At first glance, this idea seems silly.  Of course there are bad things.  Tragic, horrific, terrible things that one would not dare to label as anything else.

And then there are wonderful things.  Lucky breaks, opportunities and successes that seem nothing but positive.

But Eckhart Tolle, and many Buddhist spiritual teachers, speak a lot on this subject.

The idea is not to deny that life has its ups and downs, but simply to point out two things:

1.  That the impact of the event is dependent entirely on the way in which our mind processes and interprets it.

2. That we can never truly know what is ‘good’ or ‘bad’, as we have not yet seen the whole picture.

For example, you could be made redundant from your job, which may seem scary and devastating at the time, but you may then find that it actually gives you the time and money to pursue your dream of writing or working from home.  Often, what seems negative at the time may actually be positive in the long-run.

Similarly, a perceived positive event such as winning the lottery could prove to be a negative over time as friendships and familial relationships are altered.  And what happens if you blow that money within a couple of years on cars, houses and holidays?  What about the shame that comes with squandering the winnings?

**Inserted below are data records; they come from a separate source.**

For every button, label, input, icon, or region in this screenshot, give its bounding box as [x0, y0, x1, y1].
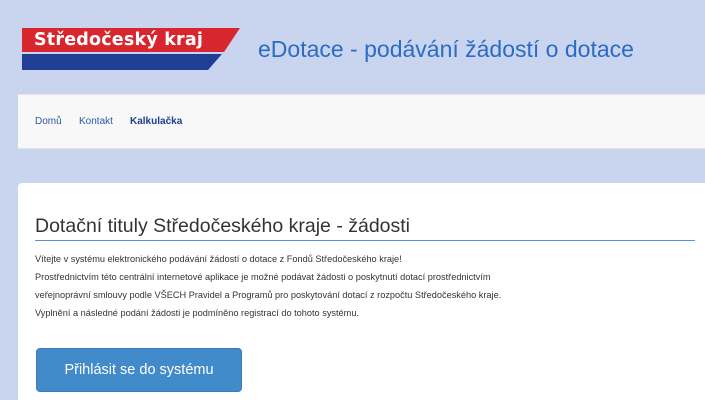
nav-calculator-link[interactable]: Kalkulačka	[130, 116, 182, 127]
main-content-panel: Dotační tituly Středočeského kraje - žád…	[18, 183, 705, 400]
page-header: Středočeský kraj eDotace - podávání žádo…	[0, 0, 705, 94]
title-divider	[35, 240, 695, 241]
app-title: eDotace - podávání žádostí o dotace	[258, 36, 634, 62]
nav-contact-link[interactable]: Kontakt	[79, 116, 113, 127]
nav-home-link[interactable]: Domů	[35, 116, 62, 127]
intro-text-line-1: Prostřednictvím této centrální interneto…	[35, 272, 491, 282]
logo-text: Středočeský kraj	[34, 30, 204, 50]
login-button[interactable]: Přihlásit se do systému	[36, 348, 242, 392]
welcome-text: Vítejte v systému elektronického podáván…	[35, 254, 402, 264]
page-title: Dotační tituly Středočeského kraje - žád…	[35, 215, 411, 237]
registration-note: Vyplnění a následné podání žádosti je po…	[35, 308, 359, 318]
top-navbar: Domů Kontakt Kalkulačka	[18, 94, 705, 149]
intro-text-line-2: veřejnoprávní smlouvy podle VŠECH Pravid…	[35, 290, 502, 300]
stredocesky-kraj-logo[interactable]: Středočeský kraj	[22, 28, 244, 70]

Life is like a large tapestry.  We can usually only see one small stitch, the thing that is happening to use at the time.  But, when we look back at it from a distance, we are able to see the whole picture–everything in its place.  All of the seemingly random things that met, coalesced and made way for the opportunities that followed.  Who is to say which of them is good and which one is bad?

What we can do, though it is difficult, is to become a little more open-minded about our immediate situation.  We can try to refrain from immediately judging the things that happen to us as good or bad, and keep in mind that there is a bigger picture at work that may only make itself clearer in months or even years to come.

The mind is a strange thing.  Watch and observe it, be gentle with it, but do not necessarily believe everything it tells you.

Don’t buy into despair but, equally, don’t believe that one ‘positive’ occurrence has set you up for life.

Life is a journey.  Experience the breadth and depth of it fully, whilst respecting the unknown.  And hold back on those judgments–at least for a little while.  Perspectives shift and things will constantly evolve, change and twist.

As Leonard Cohen said “If you don’t become the ocean, you’ll be seasick every day.”

Try it, in small doses, today.  In each moment, if you can’t embrace what happens (an extra project, a lesson observation, an unnannounced meeting, a tyre puncture), just simply accept it.

After all, it may feel positive or it may feel negative–but the only thing any of us can be absolutely certain of is that it is as it is.